Child welfare in Michigan: Why let a few hundred “missing” foster children spoil the party?

            It was another love fest at federal court in Detroit last week, during a hearing on the dreadful consent decree between the Michigan Department of Human Services and the group that so arrogantly calls itself Children’s Rights (CR).

            According to one news account, the judge overseeing the decree praised “a different day, a different mindset, and a different atmosphere” in court compared to when the original settlement was reached in October, 2008.  According to another, a CR lawyer praised DHS for "some really important strides."

            No kidding.  The current director of Michigan DHS, Maura Corrigan, and the director of CR, Marcia Lowry, have identical outlooks: Both have contempt for birth families (Corrigan literally walked out on them during their one and only chance to tell their stories to one of those Obligatory Blue Ribbon Commissions that states and localities love to name to avoid actually changing their systems) both view permanence for children only in terms of adoption and neither cares about the slash- and-burn budget cuts in support for impoverished families used to finance their so-called reforms.  (For full details see our reports on Michigan child welfare.)

            Corrigan also is the one who wrote an op-ed column for the Detroit Free Press under the headline “Removing children from families always follows legal procedures” at the very time probation officers were illegally rubber-stamping the names of judges on orders removing children from their homes.

            So of course they get along famously.  The so-called progress largely involves hiring hundreds of new caseworkers to tear apart more families (financed in part by cutting family preservation and public assistance programs) and extending foster care until age 21.

            Amid all the celebration there is not one word about the hundreds, perhaps thousands of foster children who have gone “missing” thanks to the consent decree.

            They’re not literally missing, of course.  Someone knows where each child is individually – the foster parents and caseworkers, mostly.  But when it comes to their collective fate, they are entirely off the radar.  Corrigan and Lowry appear content to keep it that way.  They've adopted their own "don't ask, don't tell" policy.  In public, at least, Lowry's group doesn't ask and Corrigan's agency doesn't tell. 

            The children in question are those who were kicked out of the homes of grandparents or other relatives when those relatives couldn’t or wouldn’t comply with the ten pages of hypertechnical requirements to become formally licensed as a foster parent.  The consent decree requires that loving grandparents and other relatives, who often are poor, comply with exactly the same requirements as the middle-class strangers for whom those requirements originally were designed, unless they can obtain a waiver.  The consent decree deliberately makes those waivers very hard to obtain.

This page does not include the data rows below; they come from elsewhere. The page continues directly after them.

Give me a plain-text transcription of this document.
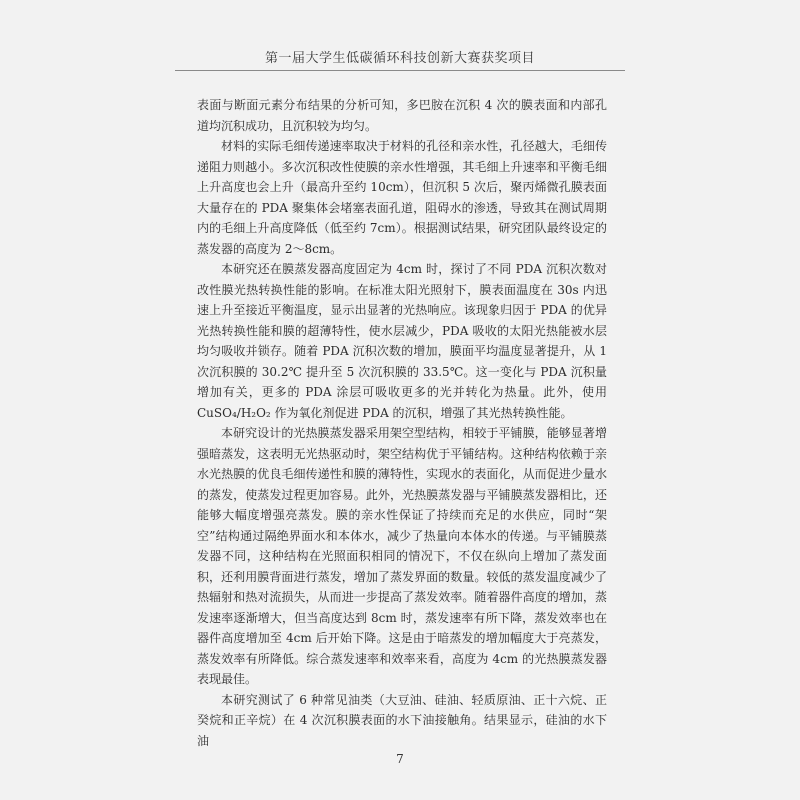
第一届大学生低碳循环科技创新大赛获奖项目

表面与断面元素分布结果的分析可知，多巴胺在沉积 4 次的膜表面和内部孔道均沉积成功，且沉积较为均匀。

材料的实际毛细传递速率取决于材料的孔径和亲水性，孔径越大，毛细传递阻力则越小。多次沉积改性使膜的亲水性增强，其毛细上升速率和平衡毛细上升高度也会上升（最高升至约 10cm），但沉积 5 次后，聚丙烯微孔膜表面大量存在的 PDA 聚集体会堵塞表面孔道，阻碍水的渗透，导致其在测试周期内的毛细上升高度降低（低至约 7cm）。根据测试结果，研究团队最终设定的蒸发器的高度为 2～8cm。

本研究还在膜蒸发器高度固定为 4cm 时，探讨了不同 PDA 沉积次数对改性膜光热转换性能的影响。在标准太阳光照射下，膜表面温度在 30s 内迅速上升至接近平衡温度，显示出显著的光热响应。该现象归因于 PDA 的优异光热转换性能和膜的超薄特性，使水层减少，PDA 吸收的太阳光热能被水层均匀吸收并锁存。随着 PDA 沉积次数的增加，膜面平均温度显著提升，从 1 次沉积膜的 30.2℃ 提升至 5 次沉积膜的 33.5℃。这一变化与 PDA 沉积量增加有关，更多的 PDA 涂层可吸收更多的光并转化为热量。此外，使用 CuSO₄/H₂O₂ 作为氧化剂促进 PDA 的沉积，增强了其光热转换性能。

本研究设计的光热膜蒸发器采用架空型结构，相较于平铺膜，能够显著增强暗蒸发，这表明无光热驱动时，架空结构优于平铺结构。这种结构依赖于亲水光热膜的优良毛细传递性和膜的薄特性，实现水的表面化，从而促进少量水的蒸发，使蒸发过程更加容易。此外，光热膜蒸发器与平铺膜蒸发器相比，还能够大幅度增强亮蒸发。膜的亲水性保证了持续而充足的水供应，同时“架空”结构通过隔绝界面水和本体水，减少了热量向本体水的传递。与平铺膜蒸发器不同，这种结构在光照面积相同的情况下，不仅在纵向上增加了蒸发面积，还利用膜背面进行蒸发，增加了蒸发界面的数量。较低的蒸发温度减少了热辐射和热对流损失，从而进一步提高了蒸发效率。随着器件高度的增加，蒸发速率逐渐增大，但当高度达到 8cm 时，蒸发速率有所下降，蒸发效率也在器件高度增加至 4cm 后开始下降。这是由于暗蒸发的增加幅度大于亮蒸发，蒸发效率有所降低。综合蒸发速率和效率来看，高度为 4cm 的光热膜蒸发器表现最佳。

本研究测试了 6 种常见油类（大豆油、硅油、轻质原油、正十六烷、正癸烷和正辛烷）在 4 次沉积膜表面的水下油接触角。结果显示，硅油的水下油

7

            Of course, all foster homes should be required to meet minimal health and safety standards – and all child welfare agencies should be required to provide the help needed to bring the homes up to those standards. But the Michigan foster care licensing requirements go way beyond that.  As I’ve noted before, the apartment where President Obama was raised by his grandmother would not have qualified under these regulations.  Some relatives simply may be too poor to provide all the required middle-class creature comforts.

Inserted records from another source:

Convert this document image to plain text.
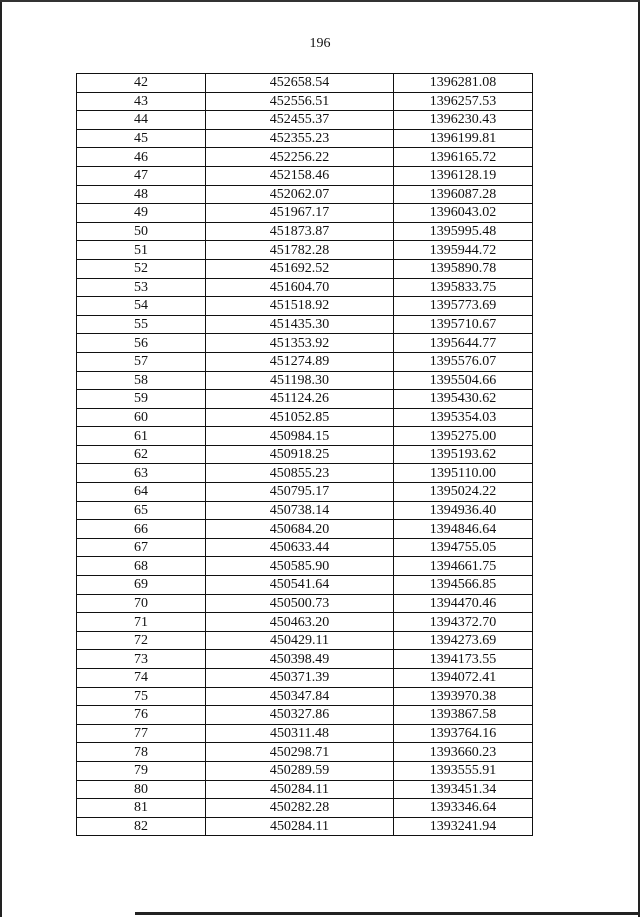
196
42	452658.54	1396281.08
43	452556.51	1396257.53
44	452455.37	1396230.43
45	452355.23	1396199.81
46	452256.22	1396165.72
47	452158.46	1396128.19
48	452062.07	1396087.28
49	451967.17	1396043.02
50	451873.87	1395995.48
51	451782.28	1395944.72
52	451692.52	1395890.78
53	451604.70	1395833.75
54	451518.92	1395773.69
55	451435.30	1395710.67
56	451353.92	1395644.77
57	451274.89	1395576.07
58	451198.30	1395504.66
59	451124.26	1395430.62
60	451052.85	1395354.03
61	450984.15	1395275.00
62	450918.25	1395193.62
63	450855.23	1395110.00
64	450795.17	1395024.22
65	450738.14	1394936.40
66	450684.20	1394846.64
67	450633.44	1394755.05
68	450585.90	1394661.75
69	450541.64	1394566.85
70	450500.73	1394470.46
71	450463.20	1394372.70
72	450429.11	1394273.69
73	450398.49	1394173.55
74	450371.39	1394072.41
75	450347.84	1393970.38
76	450327.86	1393867.58
77	450311.48	1393764.16
78	450298.71	1393660.23
79	450289.59	1393555.91
80	450284.11	1393451.34
81	450282.28	1393346.64
82	450284.11	1393241.94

            But Lowry, the ultimate bureaucrat, has shown that she doesn’t give a damn.  Licensing brings in federal money so the children be damned.  (Licensing also makes the relatives eligible for higher payments – no one is saying they shouldn’t be allowed to be licensed if they want it.)

            But damned to where?  Lowry doesn’t know, and DHS isn’t telling.

            The only clues to what is going on are in the periodic reports issued by the monitor for the decree.  The figures provided in those reports are confusing – and the most recent such report mentions only the number of unlicensed homes closed without any mention of the number of children affected.  But it appears that more than 2,000 children have been kicked out of homes with relatives since the decree went into effect.

            Where did they go?

            ● In some cases, they may have gone back to their own homes, almost always a positive outcome.

            ● In other cases, though children were forced to move, the home really might have been substandard and closing the home may have been valid.

            ● And in other cases (now that the monitor is reporting only on homes, not children) the home actually might not have had any children in it.

            But that probably still leaves hundreds of children needlessly kicked out of the homes of loving relatives and forced to live with strangers.  They may be bouncing from foster home to foster home and /or facing abuse in foster care, all to satisfy Marcia Lowry’s licensing fetish and the hostility to families she shares with Maura Corrigan. 

            The hostility runs so deep that I can find no public statement from either Lowry or Corrigan expressing the slightest concern about these children or the slightest interest in finding out what happened to them.

            The monitor, Kevin Ryan, says he’s trying to find out what happened to the children, but only those who were expelled from relative homes after July, 2011.  Why that date?  Because that’s when a new consent decree superseded the original consent decree, so he has no authority before that date.   

            So when it comes to all the children expelled from the homes of relatives between October, 2008 when the first decree was signed and July, 2011, when the second decree was signed, absolutely no one is inquiring into their status.

            After all, if they did, it might spoil the party.